Dispatch from Cape Horn: Chile Director Vicente Aguirre Diez
Weaving Beauty
A few days ago, I had the privilege of walking with Julia Gonzalez, Yagán artisan, and one of the last direct descendants of her people, who is dedicated to the ancestral art of traditional basket weaving. We met with her, and students and professors involved in Tracing Darwin’s Path, at the mouth of the Robalo river, here on Navarino Island, in the region of the sub-Antarctic channels and fjords of Magallanes. She invited the class to walk up river where she would begin to share part of her culture and art, living not only in her memory but in her voice and especially in her hands.
We stopped on the banks of the river in a place populated by communities of Juncos (reeds), which in addition to promoting the habitat of the birds, also cultivate the aesthetic and artistic habits of the Yagán people.

I remember that when we stopped, a light rain fell for a few minutes, and I heard Julia say, as if thinking aloud, “everything always starts with a rain”.
We started to collecting the reeds, which would be the raw material of the small basket that she would teach us to weave, showing us the blades that were adequate in terms of length and color, and the best way to remove them without damaging them. Then we would “cook” the reeds, a process that involved passing small bundles of fibers through the fire, in this case in a small campfire that we built on the shores of Zañartu lagoon. Her wisdom was reflected in his technique: Management of time and space to heat the reeds in a way that best serves the plant fibers, a technique that would later appreciate in its maximum expression, seeing her incredible skill when interweaving different fibers of the reeds and begin to glimpse the production of circular shapes that would lead to the creation of a small basket and me to a state of amazement and contemplation at the creative birth of something that did not exist before, but that somehow seemed to me known, and that at the moment could only describe as the representation of beauty.




Now, on the banks of the Beagle Channel in Robalo Bay, I walk among the rocks painted by lichens that color the intertidal black, yellow and white. As I continue I find dozens of small hills colonized by pastures




and hundreds of white petal daisies, I remember Julia, these flowers whisper, with the cold east wind, a Yagán story. These hills are not made naturally of stones and sand, but of thousands and thousands of sea shells crushed and arranged in specific places, which today have been covered by pastures and these beautiful flowers, which grow and develop thanks to the abundance of calcium . I walk in what was once a Yagán settlement, family houses made of mollusk shells, which in addition to macroalgae and other marine species, were the food base of the southernmost ethnic group on the planet.
I sit down, my hands touch the earth and my eyes get lost among the different shapes and colors of the mountains in front of the channel, suddenly, patterns similar to those of the rocks at my feet , begin to appear in the mountains, the greens of the forest of nothofagus, the brown of the substrate above the tree line eroded by the wind and the weight of cold, and the white of the snow, which on this sunny day, crowns only the summits. Mosaics of ecosystems, colors, similarities and interrelations.

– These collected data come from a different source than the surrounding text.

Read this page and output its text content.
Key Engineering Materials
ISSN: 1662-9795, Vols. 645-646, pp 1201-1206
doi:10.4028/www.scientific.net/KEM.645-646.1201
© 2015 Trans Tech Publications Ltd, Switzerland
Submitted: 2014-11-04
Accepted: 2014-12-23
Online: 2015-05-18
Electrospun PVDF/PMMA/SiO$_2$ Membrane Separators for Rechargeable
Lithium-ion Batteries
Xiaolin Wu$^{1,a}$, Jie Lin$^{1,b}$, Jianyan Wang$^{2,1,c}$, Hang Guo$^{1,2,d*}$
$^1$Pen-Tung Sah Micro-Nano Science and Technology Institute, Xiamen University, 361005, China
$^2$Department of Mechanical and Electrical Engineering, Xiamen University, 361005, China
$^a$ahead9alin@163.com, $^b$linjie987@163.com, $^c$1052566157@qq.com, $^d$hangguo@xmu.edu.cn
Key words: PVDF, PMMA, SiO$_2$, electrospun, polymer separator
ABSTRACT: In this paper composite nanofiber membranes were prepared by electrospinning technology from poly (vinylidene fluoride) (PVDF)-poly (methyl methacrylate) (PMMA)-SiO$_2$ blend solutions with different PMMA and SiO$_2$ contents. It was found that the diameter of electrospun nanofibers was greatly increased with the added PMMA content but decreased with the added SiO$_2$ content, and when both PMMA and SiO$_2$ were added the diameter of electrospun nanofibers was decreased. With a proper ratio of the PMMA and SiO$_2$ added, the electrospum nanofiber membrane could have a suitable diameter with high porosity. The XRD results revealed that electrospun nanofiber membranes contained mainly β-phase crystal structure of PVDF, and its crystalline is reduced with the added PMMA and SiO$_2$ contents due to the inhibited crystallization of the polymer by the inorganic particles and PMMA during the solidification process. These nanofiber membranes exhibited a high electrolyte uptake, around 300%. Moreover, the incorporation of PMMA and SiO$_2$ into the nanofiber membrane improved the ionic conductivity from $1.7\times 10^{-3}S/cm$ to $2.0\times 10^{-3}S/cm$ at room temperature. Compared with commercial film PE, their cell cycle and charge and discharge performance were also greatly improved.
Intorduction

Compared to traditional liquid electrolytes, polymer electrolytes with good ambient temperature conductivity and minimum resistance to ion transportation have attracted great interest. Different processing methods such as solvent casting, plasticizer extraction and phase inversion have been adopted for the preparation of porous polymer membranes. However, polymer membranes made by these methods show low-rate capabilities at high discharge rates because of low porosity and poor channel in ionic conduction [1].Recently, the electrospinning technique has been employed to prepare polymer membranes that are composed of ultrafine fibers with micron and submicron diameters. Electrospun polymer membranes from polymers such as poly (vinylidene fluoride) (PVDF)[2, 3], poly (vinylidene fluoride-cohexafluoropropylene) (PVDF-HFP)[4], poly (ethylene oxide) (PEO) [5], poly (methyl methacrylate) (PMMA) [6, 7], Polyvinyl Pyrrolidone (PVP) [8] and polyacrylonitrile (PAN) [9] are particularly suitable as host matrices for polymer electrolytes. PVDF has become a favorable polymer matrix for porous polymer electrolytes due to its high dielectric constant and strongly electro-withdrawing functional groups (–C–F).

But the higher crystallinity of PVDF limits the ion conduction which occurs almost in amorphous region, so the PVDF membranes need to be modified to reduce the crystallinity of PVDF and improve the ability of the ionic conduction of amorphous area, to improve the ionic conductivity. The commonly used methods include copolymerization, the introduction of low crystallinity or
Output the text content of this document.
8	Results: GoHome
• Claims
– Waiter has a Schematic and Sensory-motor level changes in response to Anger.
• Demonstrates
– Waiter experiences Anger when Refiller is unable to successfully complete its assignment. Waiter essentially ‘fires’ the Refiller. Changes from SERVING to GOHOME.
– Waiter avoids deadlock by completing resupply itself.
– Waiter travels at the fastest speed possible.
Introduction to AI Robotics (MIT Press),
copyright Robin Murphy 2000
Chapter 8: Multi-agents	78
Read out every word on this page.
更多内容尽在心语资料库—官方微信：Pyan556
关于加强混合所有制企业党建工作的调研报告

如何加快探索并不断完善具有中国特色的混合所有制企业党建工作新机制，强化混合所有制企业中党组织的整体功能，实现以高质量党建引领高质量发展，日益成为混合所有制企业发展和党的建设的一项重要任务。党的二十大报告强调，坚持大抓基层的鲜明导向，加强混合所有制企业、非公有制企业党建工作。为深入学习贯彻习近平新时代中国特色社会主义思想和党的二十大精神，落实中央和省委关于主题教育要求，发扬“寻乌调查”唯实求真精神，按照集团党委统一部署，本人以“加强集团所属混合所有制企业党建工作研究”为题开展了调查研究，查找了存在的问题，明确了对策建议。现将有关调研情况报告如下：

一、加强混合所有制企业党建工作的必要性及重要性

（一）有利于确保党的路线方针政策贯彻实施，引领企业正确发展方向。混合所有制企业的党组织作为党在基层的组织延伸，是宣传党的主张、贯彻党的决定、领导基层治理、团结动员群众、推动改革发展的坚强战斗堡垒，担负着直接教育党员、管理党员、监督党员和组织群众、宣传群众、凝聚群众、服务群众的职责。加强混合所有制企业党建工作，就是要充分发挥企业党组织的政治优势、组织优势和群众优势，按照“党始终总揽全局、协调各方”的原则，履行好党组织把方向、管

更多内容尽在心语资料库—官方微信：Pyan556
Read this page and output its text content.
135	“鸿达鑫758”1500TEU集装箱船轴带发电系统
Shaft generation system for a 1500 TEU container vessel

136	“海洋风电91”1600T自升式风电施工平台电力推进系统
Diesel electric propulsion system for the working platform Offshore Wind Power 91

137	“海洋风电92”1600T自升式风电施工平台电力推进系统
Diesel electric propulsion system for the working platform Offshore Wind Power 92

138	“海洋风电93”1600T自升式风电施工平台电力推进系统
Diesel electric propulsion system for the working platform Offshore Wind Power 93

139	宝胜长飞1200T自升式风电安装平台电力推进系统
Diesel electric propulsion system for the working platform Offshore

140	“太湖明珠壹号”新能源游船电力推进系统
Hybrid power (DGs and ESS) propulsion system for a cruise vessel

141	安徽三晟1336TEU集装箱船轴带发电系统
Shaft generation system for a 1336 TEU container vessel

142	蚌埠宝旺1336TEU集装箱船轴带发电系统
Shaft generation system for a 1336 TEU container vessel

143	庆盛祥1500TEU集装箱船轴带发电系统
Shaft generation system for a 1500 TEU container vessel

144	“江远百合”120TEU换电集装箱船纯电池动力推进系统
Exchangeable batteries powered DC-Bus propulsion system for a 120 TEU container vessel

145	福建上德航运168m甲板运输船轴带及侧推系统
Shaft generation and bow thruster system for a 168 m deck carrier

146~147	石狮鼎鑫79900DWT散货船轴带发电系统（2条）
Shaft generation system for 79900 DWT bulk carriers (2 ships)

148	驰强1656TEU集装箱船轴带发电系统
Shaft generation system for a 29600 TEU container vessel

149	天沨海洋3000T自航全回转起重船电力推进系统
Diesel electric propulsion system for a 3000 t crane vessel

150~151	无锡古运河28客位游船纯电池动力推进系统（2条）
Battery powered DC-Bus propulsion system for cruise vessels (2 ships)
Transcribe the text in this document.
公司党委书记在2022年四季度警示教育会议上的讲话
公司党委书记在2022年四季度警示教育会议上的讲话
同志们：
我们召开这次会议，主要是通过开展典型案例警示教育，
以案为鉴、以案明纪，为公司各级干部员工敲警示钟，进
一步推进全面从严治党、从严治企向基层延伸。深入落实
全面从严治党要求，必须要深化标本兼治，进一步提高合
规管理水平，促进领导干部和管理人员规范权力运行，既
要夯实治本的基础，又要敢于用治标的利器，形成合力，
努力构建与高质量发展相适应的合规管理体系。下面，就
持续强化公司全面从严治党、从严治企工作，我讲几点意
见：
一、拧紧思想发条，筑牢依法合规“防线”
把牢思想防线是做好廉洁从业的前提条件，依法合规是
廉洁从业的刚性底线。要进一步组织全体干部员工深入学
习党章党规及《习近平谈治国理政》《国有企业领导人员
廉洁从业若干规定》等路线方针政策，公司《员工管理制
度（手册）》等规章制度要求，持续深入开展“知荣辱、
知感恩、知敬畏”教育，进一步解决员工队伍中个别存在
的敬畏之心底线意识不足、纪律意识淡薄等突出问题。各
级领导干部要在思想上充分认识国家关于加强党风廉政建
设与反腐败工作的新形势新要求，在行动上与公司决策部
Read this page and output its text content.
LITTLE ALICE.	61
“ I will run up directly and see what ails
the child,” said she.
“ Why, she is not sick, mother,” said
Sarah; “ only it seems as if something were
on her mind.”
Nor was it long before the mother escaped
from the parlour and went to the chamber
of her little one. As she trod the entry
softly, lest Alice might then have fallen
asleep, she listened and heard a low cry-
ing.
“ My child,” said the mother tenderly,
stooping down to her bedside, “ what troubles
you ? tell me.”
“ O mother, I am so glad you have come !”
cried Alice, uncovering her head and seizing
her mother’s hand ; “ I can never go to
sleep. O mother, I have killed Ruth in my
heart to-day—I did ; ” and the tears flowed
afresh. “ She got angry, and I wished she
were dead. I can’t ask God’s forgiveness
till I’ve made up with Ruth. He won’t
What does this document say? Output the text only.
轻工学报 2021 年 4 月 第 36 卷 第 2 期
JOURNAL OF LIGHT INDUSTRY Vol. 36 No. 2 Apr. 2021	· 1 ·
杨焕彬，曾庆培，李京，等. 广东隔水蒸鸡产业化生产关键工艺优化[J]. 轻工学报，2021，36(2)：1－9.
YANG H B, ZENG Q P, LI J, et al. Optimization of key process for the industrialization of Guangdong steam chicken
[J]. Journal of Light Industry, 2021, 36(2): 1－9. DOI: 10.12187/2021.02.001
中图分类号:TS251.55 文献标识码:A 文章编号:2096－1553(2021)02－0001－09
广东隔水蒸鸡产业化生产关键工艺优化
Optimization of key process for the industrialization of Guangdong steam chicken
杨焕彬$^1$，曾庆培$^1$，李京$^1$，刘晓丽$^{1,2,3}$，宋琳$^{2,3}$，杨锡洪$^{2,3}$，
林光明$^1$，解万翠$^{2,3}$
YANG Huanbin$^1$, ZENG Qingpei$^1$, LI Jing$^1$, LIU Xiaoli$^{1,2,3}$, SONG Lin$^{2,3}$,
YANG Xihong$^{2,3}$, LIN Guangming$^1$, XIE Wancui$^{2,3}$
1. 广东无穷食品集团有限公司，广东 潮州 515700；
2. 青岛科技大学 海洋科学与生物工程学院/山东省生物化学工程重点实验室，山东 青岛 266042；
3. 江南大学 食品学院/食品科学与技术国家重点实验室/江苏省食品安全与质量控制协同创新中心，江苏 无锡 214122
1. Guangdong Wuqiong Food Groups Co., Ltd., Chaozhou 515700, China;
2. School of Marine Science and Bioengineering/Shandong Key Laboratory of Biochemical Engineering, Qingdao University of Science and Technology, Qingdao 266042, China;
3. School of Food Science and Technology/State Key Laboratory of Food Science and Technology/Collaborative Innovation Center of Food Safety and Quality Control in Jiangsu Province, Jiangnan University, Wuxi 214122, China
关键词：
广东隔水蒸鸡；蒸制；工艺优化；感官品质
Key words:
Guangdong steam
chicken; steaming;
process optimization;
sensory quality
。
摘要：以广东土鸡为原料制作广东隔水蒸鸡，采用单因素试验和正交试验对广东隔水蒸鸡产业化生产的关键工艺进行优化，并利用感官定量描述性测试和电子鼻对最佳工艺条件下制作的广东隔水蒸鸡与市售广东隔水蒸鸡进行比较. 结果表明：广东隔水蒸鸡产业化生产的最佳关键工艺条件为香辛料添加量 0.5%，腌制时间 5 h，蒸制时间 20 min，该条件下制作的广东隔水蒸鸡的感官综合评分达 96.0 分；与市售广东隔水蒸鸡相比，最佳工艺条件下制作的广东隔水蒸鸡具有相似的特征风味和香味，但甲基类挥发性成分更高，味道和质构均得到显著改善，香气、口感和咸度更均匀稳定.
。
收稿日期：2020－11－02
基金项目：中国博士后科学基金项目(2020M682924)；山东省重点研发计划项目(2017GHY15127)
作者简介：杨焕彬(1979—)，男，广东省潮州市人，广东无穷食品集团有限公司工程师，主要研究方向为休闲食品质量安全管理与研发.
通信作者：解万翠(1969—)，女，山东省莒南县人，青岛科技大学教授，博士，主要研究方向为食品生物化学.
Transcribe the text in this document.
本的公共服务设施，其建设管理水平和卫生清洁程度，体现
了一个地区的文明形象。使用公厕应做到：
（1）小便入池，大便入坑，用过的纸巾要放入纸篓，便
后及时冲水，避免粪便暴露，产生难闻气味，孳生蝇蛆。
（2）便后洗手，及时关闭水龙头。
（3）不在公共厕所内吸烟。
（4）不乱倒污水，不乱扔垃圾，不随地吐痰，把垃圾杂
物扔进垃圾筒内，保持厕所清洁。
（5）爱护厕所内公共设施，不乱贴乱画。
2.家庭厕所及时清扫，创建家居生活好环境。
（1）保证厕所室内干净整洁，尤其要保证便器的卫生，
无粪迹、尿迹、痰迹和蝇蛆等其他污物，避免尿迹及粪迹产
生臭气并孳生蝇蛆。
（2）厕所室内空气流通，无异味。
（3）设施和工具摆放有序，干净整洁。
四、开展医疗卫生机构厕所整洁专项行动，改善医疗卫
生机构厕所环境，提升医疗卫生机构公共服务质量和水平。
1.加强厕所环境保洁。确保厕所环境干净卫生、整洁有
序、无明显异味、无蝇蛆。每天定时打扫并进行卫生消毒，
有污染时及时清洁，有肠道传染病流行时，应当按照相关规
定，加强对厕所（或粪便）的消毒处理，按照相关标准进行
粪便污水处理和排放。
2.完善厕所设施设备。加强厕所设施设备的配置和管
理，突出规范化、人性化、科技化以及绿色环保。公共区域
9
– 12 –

I breathe the oxygen that the coigue and the lenga of those forests produce and release at this moment, vegetal kingdom that can develop thanks to the lichens able to fix the atmospheric nitrogen and to transfer it to the soil for the composition of its biomass, nitrogen that at the same time is part of the composition of my body which I incorporate thanks to the consumption of plants. I understand, as Whitman sang, that my tongue and every atom of my blood are made of this soil and this air, just like the blood of Julia, just the same as her parents and my parents and those who came before them, all born here wherever there is water and earth.
Maybe these are lights of the bigger story that Julia, the Yagán people and other cultures connected to nature have wanted to tell through their art ; that we are all interconnected, woven by the same reed fiber, in circles that move away and into the center, creating forms that try to tell their own story and describe something bigger than themselves.
Ralph Waldo Emerson would reflect on this in his essay “Nature” by saying that “The production of a work of art throws a light upon the mystery of humanity. A work of art is an abstract or epitome of the world. It is the result or expression of nature, in miniature.” a representation of the Kosmos, greek word that means order, universe but also beauty.